Google has provided us a wonderful example of one of the reasons that important business information should not be stashed in cloud systems.
This is in the form of their Calendar application giving everyone a 404 response.
Now, please note that I’m not saying that cloud tools are bad. I love my GMail, and I use Google Calendar. For my personal email and calendar.
There’s an inherent danger in using Cloud Systems, especially Cloud Software as a Service solutions, in that you are no longer in full control of your environment.
In some cases, that’s an acceptable response. If you don’t have a dedicated I.T. staff or an I.T. consultant team that you can trust. Then yes, these solutions make sense. Pushing off all of your maintenance, and backups, can be a viable solution. But you also must be accepting of losing some or all of the data that you’re putting up into the cloud. At random. And with no recourse or recovery.
It’s much like that crypto exchange CEO who died a while back, taking with him the only key to millions of dollars worth of cryptocurrency. The company owes people $190,000,000, but lacked the cash because it was locked away, and there was no backup plan or disaster recovery plan.

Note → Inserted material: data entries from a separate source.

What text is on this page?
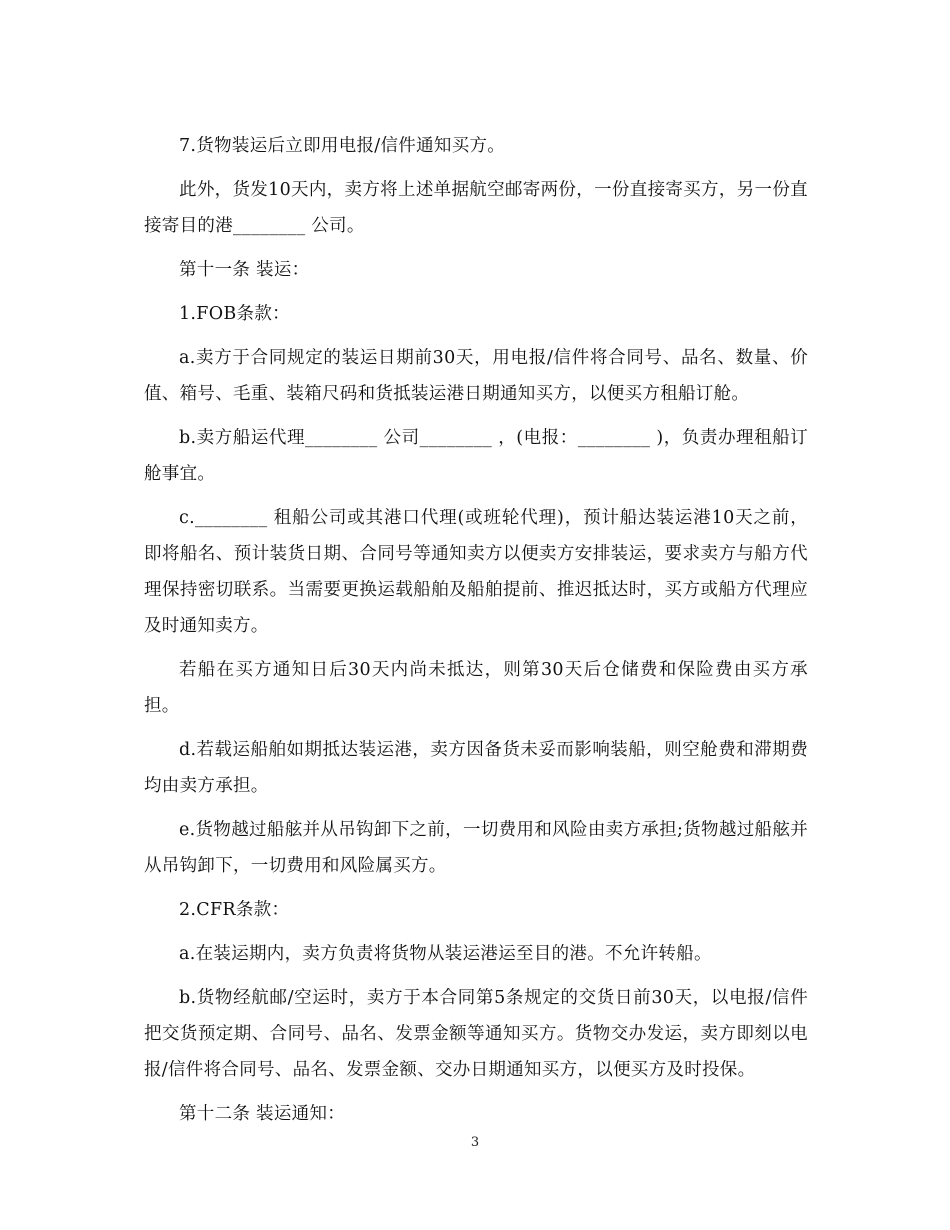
7.货物装运后立即用电报/信件通知买方。

此外，货发10天内，卖方将上述单据航空邮寄两份，一份直接寄买方，另一份直接寄目的港________ 公司。

第十一条 装运：

1.FOB条款：

a.卖方于合同规定的装运日期前30天，用电报/信件将合同号、品名、数量、价值、箱号、毛重、装箱尺码和货抵装运港日期通知买方，以便买方租船订舱。

b.卖方船运代理________ 公司________ ，(电报：________ )，负责办理租船订舱事宜。

c.________ 租船公司或其港口代理(或班轮代理)，预计船达装运港10天之前，即将船名、预计装货日期、合同号等通知卖方以便卖方安排装运，要求卖方与船方代理保持密切联系。当需要更换运载船舶及船舶提前、推迟抵达时，买方或船方代理应及时通知卖方。

若船在买方通知日后30天内尚未抵达，则第30天后仓储费和保险费由买方承担。

d.若载运船舶如期抵达装运港，卖方因备货未妥而影响装船，则空舱费和滞期费均由卖方承担。

e.货物越过船舷并从吊钩卸下之前，一切费用和风险由卖方承担;货物越过船舷并从吊钩卸下，一切费用和风险属买方。

2.CFR条款：

a.在装运期内，卖方负责将货物从装运港运至目的港。不允许转船。

b.货物经航邮/空运时，卖方于本合同第5条规定的交货日前30天，以电报/信件把交货预定期、合同号、品名、发票金额等通知买方。货物交办发运，卖方即刻以电报/信件将合同号、品名、发票金额、交办日期通知买方，以便买方及时投保。

第十二条 装运通知：

3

And that’s the risk with any cloud solution. You are ultimately using someone else’s computer infrastructure. You don’t control it. You don’t own it. And your disaster recovery plans can only go so far, when the company you are relying on fails or fundamentally does not perform at an enterprise level.
Ultimately, it all comes down to risk, and what you believe is an acceptable level of risk.
I’m willing to risk losing access to one of my personal emails, or maybe not receiving a random notification that something shipped from Amazon.
I’m not willing to risk missing an email from one of my clients.
I’m willing to risk losing an unfinished blog post, that’s half researched sitting in my Google Docs.
I’m not willing to risk my financials information or my client information, or the details to my organization as a whole to an infrastructure we don’t control, and to a backup and recovery model that we do not own. That information is the life’s blood of the company, and too important.